= List of Devon County Cricket Club grounds =

Devon County Cricket Club was established on 26 November 1899. It has since played minor counties cricket from 1901 and played List A cricket from 1969 to 2005, using a different number of home grounds during that time. Their first home minor counties fixture in 1901 was against Wiltshire at Gras Lawn, Exeter, while their first home List A match came 77 years later against Staffordshire in the 1978 Gillette Cup at the Recreation Ground, Torquay.

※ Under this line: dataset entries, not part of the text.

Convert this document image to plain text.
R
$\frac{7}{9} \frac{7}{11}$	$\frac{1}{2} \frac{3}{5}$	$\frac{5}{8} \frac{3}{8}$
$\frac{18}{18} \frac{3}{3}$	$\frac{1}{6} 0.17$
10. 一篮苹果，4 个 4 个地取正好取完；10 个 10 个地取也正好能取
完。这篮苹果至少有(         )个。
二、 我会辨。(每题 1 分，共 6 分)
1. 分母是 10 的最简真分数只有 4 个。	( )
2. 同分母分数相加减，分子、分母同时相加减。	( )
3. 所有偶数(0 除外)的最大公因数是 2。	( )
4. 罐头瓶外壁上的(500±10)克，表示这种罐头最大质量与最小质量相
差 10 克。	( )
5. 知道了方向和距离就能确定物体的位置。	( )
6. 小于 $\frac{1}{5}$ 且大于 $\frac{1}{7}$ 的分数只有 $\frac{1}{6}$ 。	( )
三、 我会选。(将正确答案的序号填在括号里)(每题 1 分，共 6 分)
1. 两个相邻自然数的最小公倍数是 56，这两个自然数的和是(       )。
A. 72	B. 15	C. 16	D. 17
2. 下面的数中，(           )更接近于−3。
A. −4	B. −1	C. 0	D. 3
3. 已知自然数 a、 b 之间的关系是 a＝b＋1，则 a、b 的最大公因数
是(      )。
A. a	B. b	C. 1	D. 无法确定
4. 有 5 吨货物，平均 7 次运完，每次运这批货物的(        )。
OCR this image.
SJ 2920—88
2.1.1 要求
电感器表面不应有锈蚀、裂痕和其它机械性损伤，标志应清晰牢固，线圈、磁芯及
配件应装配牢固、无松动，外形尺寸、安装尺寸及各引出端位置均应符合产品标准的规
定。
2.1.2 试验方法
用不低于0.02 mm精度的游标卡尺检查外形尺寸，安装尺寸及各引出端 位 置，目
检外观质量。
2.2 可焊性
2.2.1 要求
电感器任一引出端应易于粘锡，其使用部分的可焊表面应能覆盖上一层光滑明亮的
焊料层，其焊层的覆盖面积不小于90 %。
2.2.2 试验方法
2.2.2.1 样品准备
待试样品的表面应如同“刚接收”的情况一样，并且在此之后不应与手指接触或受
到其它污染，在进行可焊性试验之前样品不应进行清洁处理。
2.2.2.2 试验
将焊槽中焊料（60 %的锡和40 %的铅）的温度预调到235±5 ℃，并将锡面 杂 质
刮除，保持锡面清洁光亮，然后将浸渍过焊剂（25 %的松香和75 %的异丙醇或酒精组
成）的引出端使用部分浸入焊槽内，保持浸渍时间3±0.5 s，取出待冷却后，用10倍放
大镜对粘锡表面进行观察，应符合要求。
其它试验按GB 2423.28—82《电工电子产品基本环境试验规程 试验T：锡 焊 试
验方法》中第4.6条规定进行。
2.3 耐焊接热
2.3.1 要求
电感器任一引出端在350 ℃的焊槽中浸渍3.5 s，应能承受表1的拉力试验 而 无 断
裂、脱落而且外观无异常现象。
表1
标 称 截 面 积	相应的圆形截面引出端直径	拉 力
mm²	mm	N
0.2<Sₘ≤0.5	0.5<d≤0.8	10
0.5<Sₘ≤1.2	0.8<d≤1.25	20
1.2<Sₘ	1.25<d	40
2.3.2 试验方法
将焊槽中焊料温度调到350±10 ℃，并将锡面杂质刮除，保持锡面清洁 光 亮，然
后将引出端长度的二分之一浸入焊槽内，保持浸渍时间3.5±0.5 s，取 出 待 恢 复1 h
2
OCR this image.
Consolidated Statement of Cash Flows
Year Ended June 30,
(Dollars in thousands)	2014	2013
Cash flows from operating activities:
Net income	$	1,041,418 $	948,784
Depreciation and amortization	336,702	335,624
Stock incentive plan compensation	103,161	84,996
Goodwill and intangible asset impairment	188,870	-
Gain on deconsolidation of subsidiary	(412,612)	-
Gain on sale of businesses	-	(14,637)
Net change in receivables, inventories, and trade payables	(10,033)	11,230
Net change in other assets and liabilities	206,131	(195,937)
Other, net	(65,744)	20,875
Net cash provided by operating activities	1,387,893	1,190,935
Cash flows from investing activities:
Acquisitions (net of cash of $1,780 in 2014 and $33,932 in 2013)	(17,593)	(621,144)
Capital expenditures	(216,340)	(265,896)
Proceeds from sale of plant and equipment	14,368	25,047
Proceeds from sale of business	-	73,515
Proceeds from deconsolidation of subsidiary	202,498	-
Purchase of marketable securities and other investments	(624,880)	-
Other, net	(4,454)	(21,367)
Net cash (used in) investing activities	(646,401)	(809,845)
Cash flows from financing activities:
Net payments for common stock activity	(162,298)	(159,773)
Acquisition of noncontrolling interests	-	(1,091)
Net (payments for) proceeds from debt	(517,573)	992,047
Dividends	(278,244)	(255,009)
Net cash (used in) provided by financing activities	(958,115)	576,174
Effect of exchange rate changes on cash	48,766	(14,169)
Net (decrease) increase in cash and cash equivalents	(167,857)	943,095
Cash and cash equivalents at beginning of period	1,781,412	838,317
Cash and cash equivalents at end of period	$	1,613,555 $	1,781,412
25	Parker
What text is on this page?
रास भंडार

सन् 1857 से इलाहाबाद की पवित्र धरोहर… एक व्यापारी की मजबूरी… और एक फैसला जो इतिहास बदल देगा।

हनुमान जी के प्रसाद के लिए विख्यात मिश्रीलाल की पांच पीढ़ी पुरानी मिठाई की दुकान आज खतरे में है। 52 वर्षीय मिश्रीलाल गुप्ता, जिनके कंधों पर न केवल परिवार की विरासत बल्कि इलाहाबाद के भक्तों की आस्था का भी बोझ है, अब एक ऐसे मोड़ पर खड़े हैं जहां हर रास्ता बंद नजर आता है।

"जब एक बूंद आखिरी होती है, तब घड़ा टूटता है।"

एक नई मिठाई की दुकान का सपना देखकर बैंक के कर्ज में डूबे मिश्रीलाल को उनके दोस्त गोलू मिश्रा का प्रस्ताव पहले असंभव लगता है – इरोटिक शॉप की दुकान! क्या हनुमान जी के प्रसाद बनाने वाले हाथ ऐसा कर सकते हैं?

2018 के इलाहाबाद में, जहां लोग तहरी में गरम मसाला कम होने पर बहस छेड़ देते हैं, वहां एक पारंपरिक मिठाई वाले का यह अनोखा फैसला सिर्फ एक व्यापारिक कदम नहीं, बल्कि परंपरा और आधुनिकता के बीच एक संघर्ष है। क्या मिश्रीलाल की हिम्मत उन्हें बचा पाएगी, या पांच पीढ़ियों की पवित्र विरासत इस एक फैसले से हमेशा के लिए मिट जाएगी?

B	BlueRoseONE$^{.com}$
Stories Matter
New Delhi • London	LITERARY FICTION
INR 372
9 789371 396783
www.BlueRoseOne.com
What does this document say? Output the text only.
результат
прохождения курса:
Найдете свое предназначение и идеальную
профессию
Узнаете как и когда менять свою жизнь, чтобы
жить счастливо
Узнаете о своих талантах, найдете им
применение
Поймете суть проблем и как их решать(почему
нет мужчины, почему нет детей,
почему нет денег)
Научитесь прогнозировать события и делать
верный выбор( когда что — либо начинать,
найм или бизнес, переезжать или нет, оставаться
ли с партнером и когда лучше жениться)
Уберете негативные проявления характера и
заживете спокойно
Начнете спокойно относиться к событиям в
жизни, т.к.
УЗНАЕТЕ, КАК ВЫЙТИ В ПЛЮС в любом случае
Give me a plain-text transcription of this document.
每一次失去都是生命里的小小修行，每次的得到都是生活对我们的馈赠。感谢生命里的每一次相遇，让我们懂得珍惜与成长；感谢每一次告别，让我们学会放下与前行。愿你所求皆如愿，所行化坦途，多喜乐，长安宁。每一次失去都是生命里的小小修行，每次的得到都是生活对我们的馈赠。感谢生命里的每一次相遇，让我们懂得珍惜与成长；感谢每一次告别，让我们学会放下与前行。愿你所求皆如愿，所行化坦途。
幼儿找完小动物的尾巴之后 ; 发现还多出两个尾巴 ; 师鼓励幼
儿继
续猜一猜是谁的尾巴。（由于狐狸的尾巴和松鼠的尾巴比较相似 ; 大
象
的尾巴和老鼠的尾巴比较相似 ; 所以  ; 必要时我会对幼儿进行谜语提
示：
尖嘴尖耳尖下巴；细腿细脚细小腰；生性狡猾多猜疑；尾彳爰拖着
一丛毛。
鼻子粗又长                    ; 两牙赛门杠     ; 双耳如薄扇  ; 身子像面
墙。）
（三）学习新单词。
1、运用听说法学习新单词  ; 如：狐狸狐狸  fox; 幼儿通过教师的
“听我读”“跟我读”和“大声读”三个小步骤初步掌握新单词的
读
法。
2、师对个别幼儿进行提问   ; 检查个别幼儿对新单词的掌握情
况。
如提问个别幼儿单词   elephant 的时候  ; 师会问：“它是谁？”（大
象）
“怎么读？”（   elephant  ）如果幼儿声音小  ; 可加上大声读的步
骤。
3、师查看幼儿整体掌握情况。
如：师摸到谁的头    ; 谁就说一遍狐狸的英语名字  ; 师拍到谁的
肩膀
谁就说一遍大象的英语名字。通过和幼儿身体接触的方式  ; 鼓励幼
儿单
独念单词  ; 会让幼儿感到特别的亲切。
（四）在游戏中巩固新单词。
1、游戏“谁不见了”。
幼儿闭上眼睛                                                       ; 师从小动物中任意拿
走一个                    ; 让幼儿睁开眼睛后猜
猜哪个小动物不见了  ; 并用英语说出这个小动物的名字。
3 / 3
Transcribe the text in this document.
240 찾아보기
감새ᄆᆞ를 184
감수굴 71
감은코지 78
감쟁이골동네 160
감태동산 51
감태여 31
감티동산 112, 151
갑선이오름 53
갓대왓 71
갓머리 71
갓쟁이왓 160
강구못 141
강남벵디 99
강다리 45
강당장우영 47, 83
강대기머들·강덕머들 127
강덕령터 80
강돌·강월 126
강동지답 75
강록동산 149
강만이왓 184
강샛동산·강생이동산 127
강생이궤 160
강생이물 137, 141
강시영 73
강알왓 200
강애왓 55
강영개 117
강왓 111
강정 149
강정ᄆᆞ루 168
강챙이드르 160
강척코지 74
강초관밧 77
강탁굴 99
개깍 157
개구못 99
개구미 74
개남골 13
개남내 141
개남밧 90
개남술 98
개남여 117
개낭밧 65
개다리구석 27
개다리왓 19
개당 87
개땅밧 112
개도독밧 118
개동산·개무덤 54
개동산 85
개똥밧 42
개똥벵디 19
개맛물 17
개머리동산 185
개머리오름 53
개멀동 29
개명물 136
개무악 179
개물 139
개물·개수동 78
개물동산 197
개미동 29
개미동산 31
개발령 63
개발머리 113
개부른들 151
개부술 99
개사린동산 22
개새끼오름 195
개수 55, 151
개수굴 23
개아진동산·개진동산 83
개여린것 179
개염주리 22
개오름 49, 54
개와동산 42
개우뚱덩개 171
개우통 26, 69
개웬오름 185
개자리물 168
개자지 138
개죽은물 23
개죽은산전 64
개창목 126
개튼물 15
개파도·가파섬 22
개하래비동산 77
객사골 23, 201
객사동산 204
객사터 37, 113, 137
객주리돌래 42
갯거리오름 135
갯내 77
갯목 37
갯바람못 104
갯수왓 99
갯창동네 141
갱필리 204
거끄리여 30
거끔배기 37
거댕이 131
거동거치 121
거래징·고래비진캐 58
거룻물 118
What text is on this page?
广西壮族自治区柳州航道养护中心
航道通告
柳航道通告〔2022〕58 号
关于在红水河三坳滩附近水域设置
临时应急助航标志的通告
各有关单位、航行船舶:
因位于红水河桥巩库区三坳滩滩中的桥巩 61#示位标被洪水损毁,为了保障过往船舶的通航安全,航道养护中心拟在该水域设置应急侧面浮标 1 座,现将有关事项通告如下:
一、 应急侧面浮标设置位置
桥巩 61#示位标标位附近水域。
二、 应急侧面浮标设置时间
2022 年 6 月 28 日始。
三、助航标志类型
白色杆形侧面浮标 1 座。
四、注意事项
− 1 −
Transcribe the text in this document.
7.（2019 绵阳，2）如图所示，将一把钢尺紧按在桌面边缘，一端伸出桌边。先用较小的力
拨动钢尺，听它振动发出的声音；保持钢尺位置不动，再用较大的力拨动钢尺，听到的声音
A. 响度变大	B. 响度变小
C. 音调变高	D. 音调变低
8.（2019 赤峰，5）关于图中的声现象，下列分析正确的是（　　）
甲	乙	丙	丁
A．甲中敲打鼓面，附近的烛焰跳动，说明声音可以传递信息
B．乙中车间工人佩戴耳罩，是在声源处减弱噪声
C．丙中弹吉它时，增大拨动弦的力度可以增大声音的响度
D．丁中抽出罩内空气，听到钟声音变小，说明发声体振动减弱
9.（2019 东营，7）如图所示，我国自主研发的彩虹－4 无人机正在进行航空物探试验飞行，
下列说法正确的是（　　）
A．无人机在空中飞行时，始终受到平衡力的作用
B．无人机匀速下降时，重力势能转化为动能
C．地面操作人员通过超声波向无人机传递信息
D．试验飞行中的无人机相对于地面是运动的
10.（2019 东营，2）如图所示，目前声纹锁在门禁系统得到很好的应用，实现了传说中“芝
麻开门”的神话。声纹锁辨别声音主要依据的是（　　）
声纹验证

The twenty grounds that Devon have used for home matches since 1901 are listed below, with statistics complete through to the end of the 2014 season.

==Grounds==
===List A===
Below is a complete list of grounds used by Devon County Cricket Club when it was permitted to play List A matches. These grounds have also held Minor Counties Championship and MCCA Knockout Trophy matches.

| Name | Location | First | Last | Matches | First | Last | Matches | First | Last | Matches | Refs |
| List A |  |  | Minor Counties Championship |  |  | MCCA Trophy |  |  |
| Recreation Ground | Torquay | 5 July 1978 v Staffordshire | 8 June 2014 v Cheshire | 5 | 19 August 1932 v Surrey Second XI | 10 July 2011 v Cheshire | 68 | 12 June 1983 v Buckinghamshire | 10 June 2004 v Suffolk | 9 |  |
| County Ground, Exeter | Exeter | only match: 2 July 1980 v Cornwall |  | 1 | 8 August 1902 v Wiltshire | 3 August 2014 v Shropshire | 149 | 17 June 1984 v Oxfordshire | 9 May 2010 v Wales Minor Counties | 2 |  |
| The Maer Ground | Exmouth | 25 June 1986 v Nottinghamshire | 3 May 2005 v Essex | 16 | 3 August 1951 v Berkshire | 17 August 2014 v Berkshire | 54 | 2 June 1991 v Wiltshire | 13 June 2010 v Hertfordshire | 8 |  |

===Minor Counties===
Below is a complete list of grounds used by Devon County Cricket Club in Minor Counties Championship and MCCA Knockout Trophy matches.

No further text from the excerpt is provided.